There’s always room for pi, even though it has an infinite number of digits, and March is the month of pi day, at least in the United States. Americans list their dates in the Month, Day, Year format, so the 14th of March is abbreviated 3.14. Geddit? The US has been facetiously marking this date for a while now, but it is starting to catch on in Britain. Only we have to keep it in March because there’s no 14th month. Incidentally, Britain once wrote the date Month-first as well. The preferred format was changed after American Independence.

And talking of “independence”, undoubtedly the most significant event in March was the triggering of Article 50, formally beginning our exit from the European Union. The nation remains divided over this move, but many supporters of Brexit have been proposing a closer trading relationship with Commonwealth countries, sometimes called Empire 2.0. I’m sure nations that struggled long and hard for independence from the former British Empire, like India, will be happy to hear that. Of course, Scotland famously voted against Brexit, and so the Scottish Parliament has now formally called for a second referendum on independence, already dubbed IndyRef2. And if there’s one thing I’m looking forward to, it’s yet another divisive referendum on a controversial subject.

But on the lighter side of the news, one thing I never expected to see in the headlines was the Oxford comma, but last month a punctuation mark made all the difference in a legal dispute about overtime pay.
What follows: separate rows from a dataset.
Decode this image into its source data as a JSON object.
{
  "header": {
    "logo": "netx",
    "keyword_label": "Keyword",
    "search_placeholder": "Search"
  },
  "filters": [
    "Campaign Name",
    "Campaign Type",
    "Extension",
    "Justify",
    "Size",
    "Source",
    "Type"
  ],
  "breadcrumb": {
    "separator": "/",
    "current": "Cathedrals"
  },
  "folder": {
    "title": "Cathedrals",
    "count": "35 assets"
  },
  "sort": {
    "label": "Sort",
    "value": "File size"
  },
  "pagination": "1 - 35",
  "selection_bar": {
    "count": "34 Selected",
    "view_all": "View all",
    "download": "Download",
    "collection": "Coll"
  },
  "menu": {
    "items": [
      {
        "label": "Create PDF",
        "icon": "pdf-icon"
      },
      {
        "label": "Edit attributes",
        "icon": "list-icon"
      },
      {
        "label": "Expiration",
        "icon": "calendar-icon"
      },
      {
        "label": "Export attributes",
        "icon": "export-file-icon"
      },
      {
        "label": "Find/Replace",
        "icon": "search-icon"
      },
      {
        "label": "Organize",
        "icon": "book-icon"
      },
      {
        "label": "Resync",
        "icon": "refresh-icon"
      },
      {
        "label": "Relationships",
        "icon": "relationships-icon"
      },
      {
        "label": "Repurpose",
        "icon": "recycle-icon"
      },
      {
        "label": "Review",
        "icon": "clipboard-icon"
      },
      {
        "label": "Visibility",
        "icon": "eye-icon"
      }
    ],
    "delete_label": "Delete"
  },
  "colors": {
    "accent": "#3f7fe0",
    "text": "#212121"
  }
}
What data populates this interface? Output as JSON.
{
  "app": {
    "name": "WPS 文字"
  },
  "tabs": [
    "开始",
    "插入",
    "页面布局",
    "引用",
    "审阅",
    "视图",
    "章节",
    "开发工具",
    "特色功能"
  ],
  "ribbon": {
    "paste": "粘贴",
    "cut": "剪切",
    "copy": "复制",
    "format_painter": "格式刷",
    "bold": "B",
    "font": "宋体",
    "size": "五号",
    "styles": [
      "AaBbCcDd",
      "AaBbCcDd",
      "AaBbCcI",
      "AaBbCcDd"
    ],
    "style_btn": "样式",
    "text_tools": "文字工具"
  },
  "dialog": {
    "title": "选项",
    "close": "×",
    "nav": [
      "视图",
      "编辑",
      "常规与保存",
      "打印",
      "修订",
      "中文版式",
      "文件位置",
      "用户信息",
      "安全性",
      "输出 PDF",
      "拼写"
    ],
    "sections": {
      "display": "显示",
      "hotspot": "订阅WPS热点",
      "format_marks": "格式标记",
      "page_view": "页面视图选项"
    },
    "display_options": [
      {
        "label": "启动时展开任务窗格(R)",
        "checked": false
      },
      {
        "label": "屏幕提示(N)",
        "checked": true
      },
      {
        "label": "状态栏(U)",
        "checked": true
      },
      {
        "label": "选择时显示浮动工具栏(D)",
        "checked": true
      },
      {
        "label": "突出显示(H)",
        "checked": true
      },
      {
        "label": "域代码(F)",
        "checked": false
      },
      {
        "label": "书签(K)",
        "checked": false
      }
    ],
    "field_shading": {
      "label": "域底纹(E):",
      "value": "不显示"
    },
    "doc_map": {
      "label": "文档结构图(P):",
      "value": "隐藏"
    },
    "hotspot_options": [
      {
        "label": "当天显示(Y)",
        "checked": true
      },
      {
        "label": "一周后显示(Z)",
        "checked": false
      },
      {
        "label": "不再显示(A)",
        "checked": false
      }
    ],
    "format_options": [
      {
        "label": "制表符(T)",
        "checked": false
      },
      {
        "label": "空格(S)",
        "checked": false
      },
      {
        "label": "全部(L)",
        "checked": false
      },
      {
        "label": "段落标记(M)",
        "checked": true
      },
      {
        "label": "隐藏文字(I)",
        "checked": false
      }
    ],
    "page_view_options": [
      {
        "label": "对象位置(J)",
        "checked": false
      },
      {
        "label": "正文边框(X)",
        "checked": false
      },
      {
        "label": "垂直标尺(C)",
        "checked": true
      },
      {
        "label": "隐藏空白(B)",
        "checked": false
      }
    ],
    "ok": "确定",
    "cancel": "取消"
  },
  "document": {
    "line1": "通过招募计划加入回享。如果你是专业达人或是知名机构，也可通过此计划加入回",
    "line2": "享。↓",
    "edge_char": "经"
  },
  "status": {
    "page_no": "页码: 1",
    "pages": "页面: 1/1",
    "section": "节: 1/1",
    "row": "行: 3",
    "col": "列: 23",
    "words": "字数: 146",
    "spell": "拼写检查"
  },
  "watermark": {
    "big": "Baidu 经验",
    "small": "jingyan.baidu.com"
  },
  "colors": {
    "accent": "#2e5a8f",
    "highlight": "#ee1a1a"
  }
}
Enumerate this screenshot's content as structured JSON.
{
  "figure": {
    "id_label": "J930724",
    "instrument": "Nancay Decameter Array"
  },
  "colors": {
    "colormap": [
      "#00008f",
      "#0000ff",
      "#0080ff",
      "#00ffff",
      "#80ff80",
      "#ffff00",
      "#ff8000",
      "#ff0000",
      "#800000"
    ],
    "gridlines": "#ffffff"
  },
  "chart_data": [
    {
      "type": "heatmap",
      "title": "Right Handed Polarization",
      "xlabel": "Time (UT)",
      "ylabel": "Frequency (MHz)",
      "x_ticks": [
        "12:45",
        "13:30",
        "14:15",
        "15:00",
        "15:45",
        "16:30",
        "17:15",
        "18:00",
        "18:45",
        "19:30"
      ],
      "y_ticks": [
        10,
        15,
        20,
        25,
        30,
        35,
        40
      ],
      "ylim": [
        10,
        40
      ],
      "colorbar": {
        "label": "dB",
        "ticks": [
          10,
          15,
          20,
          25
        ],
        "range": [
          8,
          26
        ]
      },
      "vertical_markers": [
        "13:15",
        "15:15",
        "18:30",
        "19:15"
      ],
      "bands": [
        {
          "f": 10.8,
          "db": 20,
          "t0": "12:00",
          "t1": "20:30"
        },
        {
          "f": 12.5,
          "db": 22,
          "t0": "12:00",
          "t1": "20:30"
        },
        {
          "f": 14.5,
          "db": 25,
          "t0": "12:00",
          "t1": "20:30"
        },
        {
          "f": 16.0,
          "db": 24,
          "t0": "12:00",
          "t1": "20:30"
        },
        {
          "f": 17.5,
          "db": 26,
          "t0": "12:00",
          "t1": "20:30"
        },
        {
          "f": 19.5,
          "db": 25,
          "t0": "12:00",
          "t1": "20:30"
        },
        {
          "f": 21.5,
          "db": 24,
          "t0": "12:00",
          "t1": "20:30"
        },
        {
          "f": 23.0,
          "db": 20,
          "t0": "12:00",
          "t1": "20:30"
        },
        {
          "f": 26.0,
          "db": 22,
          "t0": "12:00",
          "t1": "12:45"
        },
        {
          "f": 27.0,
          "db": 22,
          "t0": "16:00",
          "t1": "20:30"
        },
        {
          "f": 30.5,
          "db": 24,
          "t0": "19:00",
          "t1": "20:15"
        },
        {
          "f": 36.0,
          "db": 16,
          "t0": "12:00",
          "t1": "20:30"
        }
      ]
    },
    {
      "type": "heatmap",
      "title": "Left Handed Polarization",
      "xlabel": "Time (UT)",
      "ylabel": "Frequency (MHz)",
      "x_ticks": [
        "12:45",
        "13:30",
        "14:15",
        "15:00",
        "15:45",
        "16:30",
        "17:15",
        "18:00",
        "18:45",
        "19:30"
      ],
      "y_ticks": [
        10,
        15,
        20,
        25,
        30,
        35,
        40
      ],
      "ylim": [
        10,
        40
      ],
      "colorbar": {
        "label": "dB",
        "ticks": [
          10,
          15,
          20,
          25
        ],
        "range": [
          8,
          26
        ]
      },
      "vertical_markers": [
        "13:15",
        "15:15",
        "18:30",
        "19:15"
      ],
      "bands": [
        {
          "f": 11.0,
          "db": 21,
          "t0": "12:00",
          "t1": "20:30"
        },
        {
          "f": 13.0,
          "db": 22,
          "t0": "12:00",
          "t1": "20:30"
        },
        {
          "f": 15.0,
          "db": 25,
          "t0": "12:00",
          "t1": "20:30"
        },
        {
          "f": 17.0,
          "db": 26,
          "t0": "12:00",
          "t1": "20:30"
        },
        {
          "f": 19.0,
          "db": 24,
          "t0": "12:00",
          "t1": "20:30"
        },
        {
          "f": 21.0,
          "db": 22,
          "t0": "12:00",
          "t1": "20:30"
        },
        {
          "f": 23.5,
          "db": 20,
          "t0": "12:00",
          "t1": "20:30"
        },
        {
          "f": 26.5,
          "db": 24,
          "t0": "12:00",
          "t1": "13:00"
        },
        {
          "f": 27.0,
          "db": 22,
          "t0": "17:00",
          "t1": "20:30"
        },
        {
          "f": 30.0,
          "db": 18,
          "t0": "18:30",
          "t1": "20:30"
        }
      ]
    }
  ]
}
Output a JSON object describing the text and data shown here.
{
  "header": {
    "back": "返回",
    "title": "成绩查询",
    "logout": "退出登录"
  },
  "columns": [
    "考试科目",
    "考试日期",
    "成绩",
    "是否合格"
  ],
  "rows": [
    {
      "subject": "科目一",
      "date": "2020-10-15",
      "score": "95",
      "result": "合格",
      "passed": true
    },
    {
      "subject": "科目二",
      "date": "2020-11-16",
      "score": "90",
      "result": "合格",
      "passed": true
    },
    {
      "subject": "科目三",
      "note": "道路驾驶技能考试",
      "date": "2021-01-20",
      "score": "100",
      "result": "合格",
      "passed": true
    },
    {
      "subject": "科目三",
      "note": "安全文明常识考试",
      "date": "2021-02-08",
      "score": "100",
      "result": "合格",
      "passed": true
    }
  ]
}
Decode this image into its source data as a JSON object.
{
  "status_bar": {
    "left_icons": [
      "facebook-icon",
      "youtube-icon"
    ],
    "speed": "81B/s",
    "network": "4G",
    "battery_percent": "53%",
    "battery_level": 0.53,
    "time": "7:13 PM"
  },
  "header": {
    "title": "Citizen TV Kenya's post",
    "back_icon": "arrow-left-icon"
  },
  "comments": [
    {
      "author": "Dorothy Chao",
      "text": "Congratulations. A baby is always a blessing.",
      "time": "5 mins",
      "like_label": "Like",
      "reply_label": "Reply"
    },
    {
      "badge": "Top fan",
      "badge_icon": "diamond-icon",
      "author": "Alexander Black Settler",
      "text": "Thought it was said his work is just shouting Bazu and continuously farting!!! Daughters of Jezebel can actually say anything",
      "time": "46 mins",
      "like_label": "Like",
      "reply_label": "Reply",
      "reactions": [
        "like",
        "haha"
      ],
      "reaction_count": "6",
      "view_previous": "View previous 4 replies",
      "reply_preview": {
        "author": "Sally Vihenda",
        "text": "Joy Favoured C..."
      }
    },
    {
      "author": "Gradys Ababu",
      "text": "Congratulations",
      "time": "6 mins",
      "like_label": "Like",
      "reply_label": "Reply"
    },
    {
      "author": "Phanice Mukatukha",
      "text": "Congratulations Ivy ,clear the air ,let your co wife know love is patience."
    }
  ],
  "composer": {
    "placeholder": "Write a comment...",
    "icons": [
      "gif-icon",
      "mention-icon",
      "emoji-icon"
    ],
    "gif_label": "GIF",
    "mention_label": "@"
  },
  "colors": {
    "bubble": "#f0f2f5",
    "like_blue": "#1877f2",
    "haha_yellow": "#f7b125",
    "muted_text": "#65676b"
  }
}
Also called the Harvard comma in the US, or the serial comma internationally, it is a comma used to separate the last two items in a list, and many people consider it unnecessary. But this controversial comma, or the lack of it, led to a result for dairy drivers in Maine.

The law, as it stands, was presumably intended to exempt drivers who deliver perishable produce from overtime pay, perhaps to keep costs down in times of high demand. The exemption reads as follows:
The canning, processing, preserving, freezing, drying, marketing, storing, packing for shipment or distribution of:

(1) Agricultural produce;
(2) Meat and fish products; and
(3) Perishable foods.

I’ll be honest with you: the first time I read this, I actually did interpret “packing for shipment or distribution of” as one item on the list (meaning “packing” is exempt from overtime, but “distribution” as a separate activity is not), so I can see why the court ruled in favour of the drivers. But there would have been no confusion if the law had read:

The canning, processing, preserving, freezing, drying, marketing, storing, packing for shipment, or distribution of:
(1) Agricultural produce;
(2) Meat and fish products; and
(3) Perishable foods.

In the above example, “distribution of… perishable foods” is clearly a separate item on the list, therefore exempting the dairy drivers from overtime pay. How often does “legalese” fail to be pedantic enough?